They always check the correct torque for the vehicle and use a torque wrench to tighten the lugs. They're balancing is always bang on also. Cheap too!


----------



## Squiddie (Dec 19, 2010)

BTW, can somebody explain why most breaker bars sold are 3/8"? With those forces involved wouldn't you want 1/2"?


----------



## Autoputzer (Mar 16, 2014)

Silver Shadow said:


> Strangely enough the best garage I've gone to for wheel/tire installation is *Walmart* in Ogdensburg, NY.
> I buy all my tires online in the USA and get them installed at Walmart across from The UPS Store where I have a post office box.
> They always check the correct torque for the vehicle and use a torque wrench to tighten the lugs.
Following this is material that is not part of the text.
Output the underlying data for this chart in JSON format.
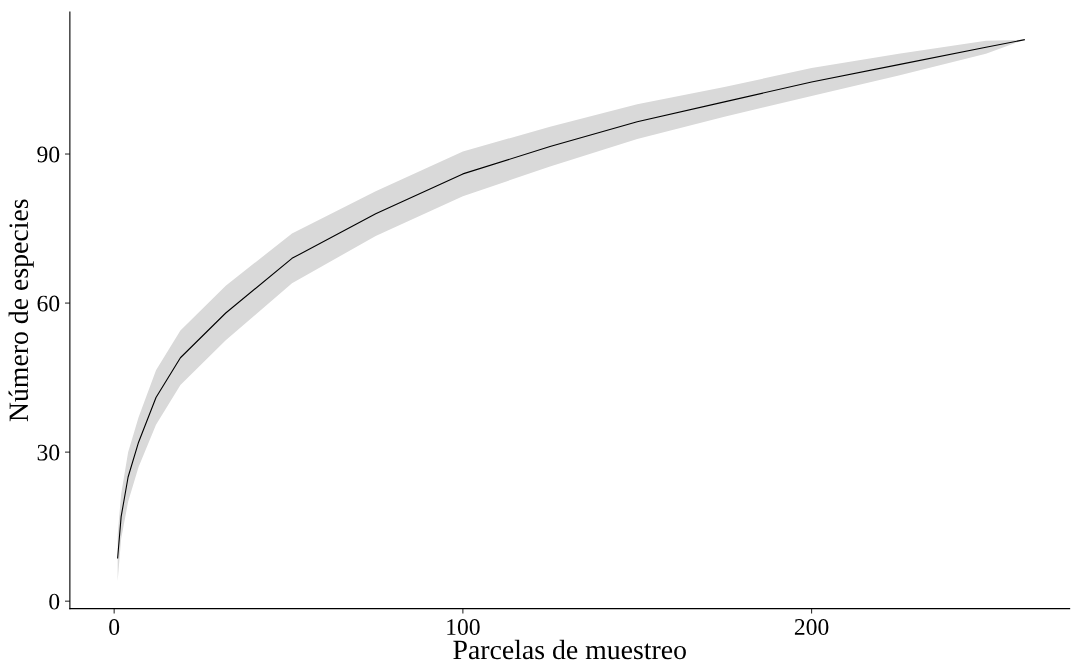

They're balancing is always bang on also. Cheap too!


Here's my Walmart story.

The one near me has a novel solution for not losing the car keys. They put them in the door lock, so that the other keys on the key ring scrape against the door as the door is opened and closed.

I stopped by there ONCE, to have a flat repair on my truck. My truck has stamped steel wheels with a polished stainless steel cover stamped onto them, pretty much indestructible. 
One customer asked another one if they had tire machines that didn't scratch the wheels. The other customer said that he assumed they did. The Walmart employee behind the counter stared laughing at him. All three of us got up, got our cars, and left.


----------



## Ruggernaut (Apr 25, 2014)

Squiddie said:


> BTW, can somebody explain why most breaker bars sold are 3/8"? With those forces involved wouldn't you want 1/2"?


Most places have both.


----------